My XT2 wouldn't start. It sounded like it was the starter. I had just replaced it and know I don't that was it. I took the shroud off to se what happened when I engaged the starter. It would kick partially and then the solenoid would make a noise. I not sure why I did it but I turned the motor about a 1 turn. I moved real hard at first. I then tried it and it started right up, but then there was gas coming out where the air filter goes on!?
Any suggestions?
Thanks
Don


----------



## dragan54 (7 mo ago)

More info. This is a Kohler model KT740


----------



## BigT (Sep 15, 2014)

Howdy dragan54, welcome to the forum.

Sounds like your needle valve in the carb i sticking open. Attached is a video addressing this type issue:


----------



## dragan54 (7 mo ago)

Looked at what was coming from the engine it was oil. After thinking about when the engine was running. It was missing and puffs of smoke. Doesn't sound good. 
Any guess about cost overhaul? 
Don


----------



## Bob Driver (Nov 1, 2017)

Yep..... That don't sound good. Three things you can do to get an idea of what's going on internally....

1)  Least expensive, no tools required..... Get it running and pull the dipstick. Sometimes it can be messy, but put your hand lightly over the dipstick tube and see if you feel a whole bunch of crank case pressure and see fumes...... Broken oil control ring

2) Tools run less than $35..... Buy a leak down tester and a mechanic's stethoscope.... You run a leak down test with the piston at TDC on the compression stroke. Air coming out the carb = intake valve. Air coming out the exhaust = exhaust valve. Air coming out the dipstick tube = rings. Air coming out around the base of the head = blown head gasket.

3) Machine runs about $65..... You can run the same test with a "Smoke Machine"...... Run a smoke test with the piston at TDC on the compression stroke. Smoke coming out the carb = intake valve. Smoke coming out the exhaust = exhaust valve. Smoke coming out the dipstick tube = rings. Smoke coming out around the base of the head = blown head gasket.

Leak Down Tester

Mechanic's Stethoscope

How to Leak Down Test

Small Engine Smoke Tester


----------



## dragan54 (7 mo ago)

The guy in town that does small engine repair says these aren't worth repairing because they are aluminum blocks. Sounds like to me he either doesn't know how or want to get into doing the overhaul.
Thoughts? are there overhaul kits?
Thanks for your help. I really don't want to go out and buy used or new.

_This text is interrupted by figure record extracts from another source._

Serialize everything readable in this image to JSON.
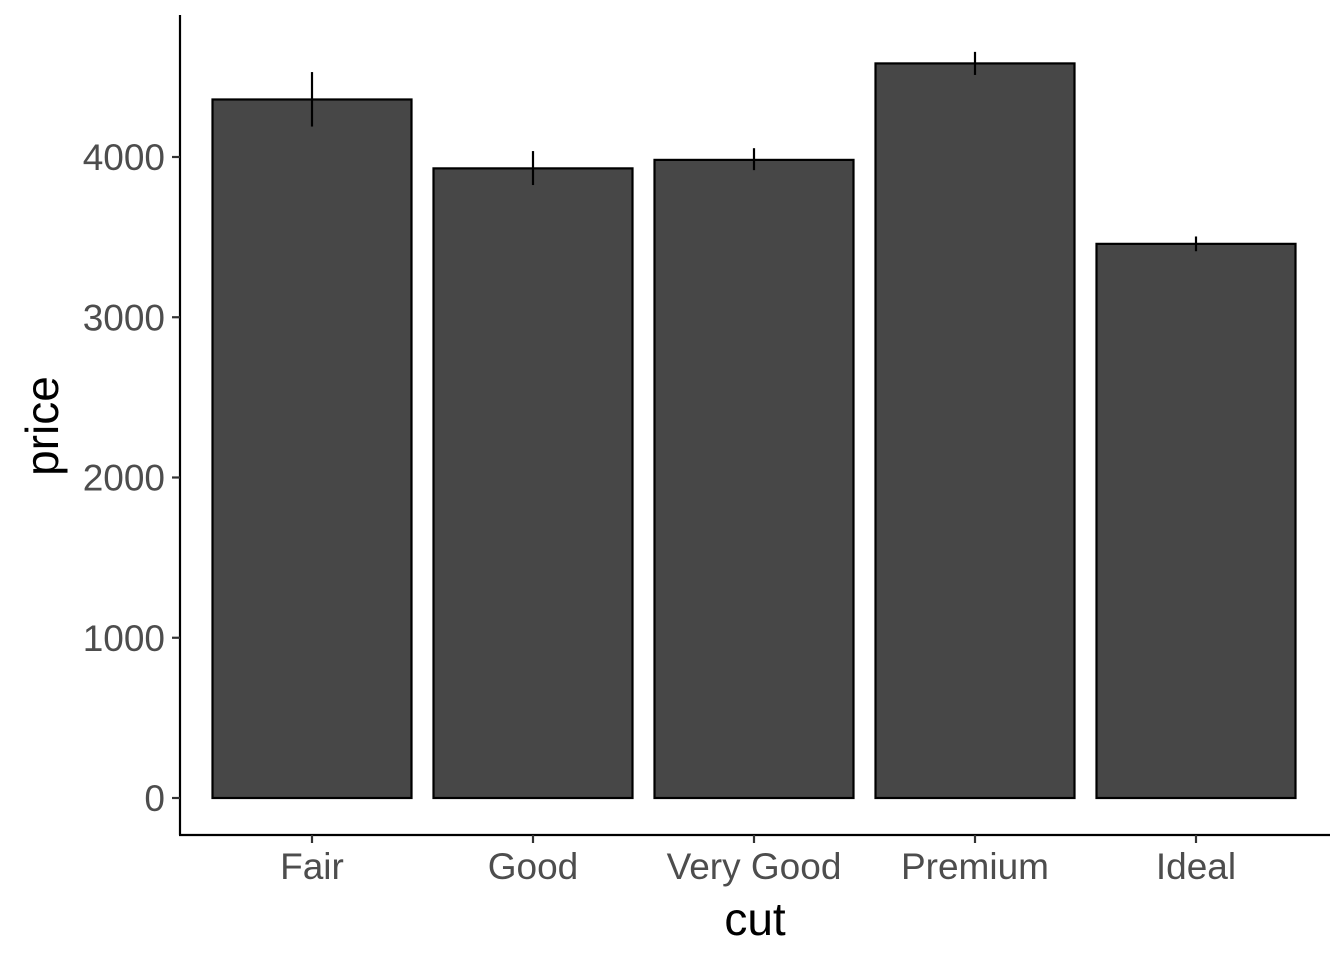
{
  "chart_data": {
    "type": "bar",
    "title": "",
    "xlabel": "cut",
    "ylabel": "price",
    "categories": [
      "Fair",
      "Good",
      "Very Good",
      "Premium",
      "Ideal"
    ],
    "values": [
      4359,
      3929,
      3982,
      4584,
      3458
    ],
    "error_low": [
      4190,
      3825,
      3918,
      4512,
      3412
    ],
    "error_high": [
      4530,
      4037,
      4055,
      4656,
      3504
    ],
    "yticks": [
      0,
      1000,
      2000,
      3000,
      4000
    ],
    "ylim": [
      -230,
      4880
    ],
    "grid": false,
    "bar_fill": "#474747",
    "bar_stroke": "#000000"
  }
}
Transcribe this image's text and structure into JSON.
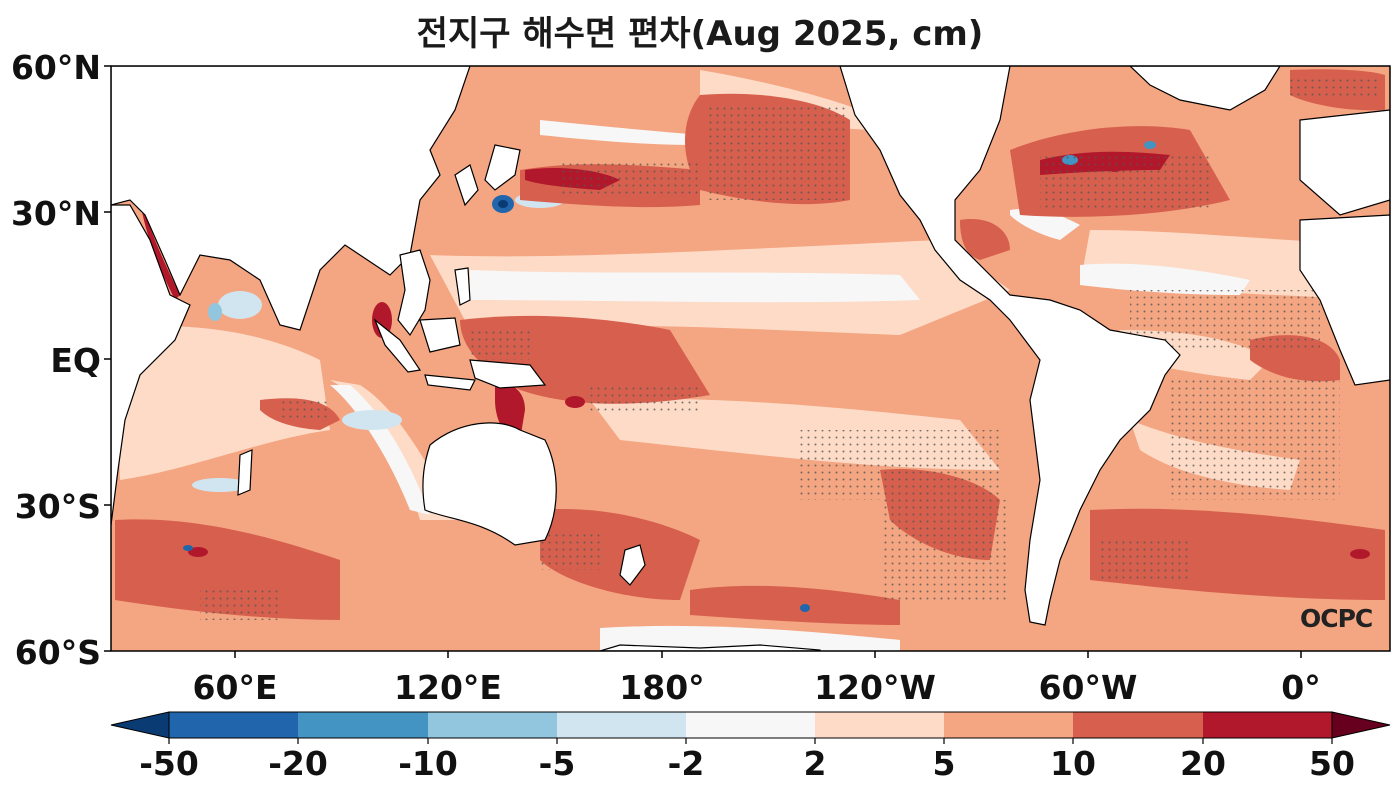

Still can't figure out what happened.


----------



## Bob Driver (Nov 1, 2017)

Ask him to name an OEM that has made a small engine with anything but an aluminum block/steel bore in the last 50 years? Avoid this Knucklehead, he's a BSer and a hack mechanic at best.

If it didn't need any machining.... I'd expect around $500-$600 parts&labor to rebuild it, depending on the shop labor rates in your area.

Standard size re-ring kit for DIY runs around $120
Standard Size 7000 series Re-ring Kit

Here's about the cheapest new/with warranty KT740 around today. These guys don't kill you with shipping rates either...... A direct swap with yours in that XT2 Cub would normally be about 5-6 hours labor.

New Replacement KT740


----------



## dragan54 (7 mo ago)

That is a much better price than I have found. What if any is the significance of the 4 number after model. Mine is a KT740-3058. The one they are selling is a KT740-3027. Is that a reference as to when manufactured?
Thanks for great info


----------



## Bob Driver (Nov 1, 2017)

dragan54 said:


> That is a much better price than I have found. What if any is the significance of the 4 number after model. Mine is a KT740-3058. The one they are selling is a KT740-3027. Is that a reference as to when manufactured?
> Thanks for great info


That's the OEM spec #..... It indicates what OEM specification it was built to by Kohler. 3058 is Cub Cadet -- 3027 is MTD, but they also make Cub Cadet, so it should fit up just fine with no problems.

The only thing you would really need to worry about is the lower crankshaft diameter and length to make sure your electric clutch will fit. I believe your KT740 is 1-1/8"x3-15/16", but you should research that to be sure. Everything else should be the same, including the exhaust manifold. The only difference in the actual installed set up might be with a separate choke cable, and that's just a matter of the way you hook the control cables up. The Kohler 7000 Series speed control plate is designed for either configuration (one cable, or two). The only other thing I've run into is oil pressure monitoring.... Low oil pressure light, Low oil pressure shutdown, or nothing at all?


----------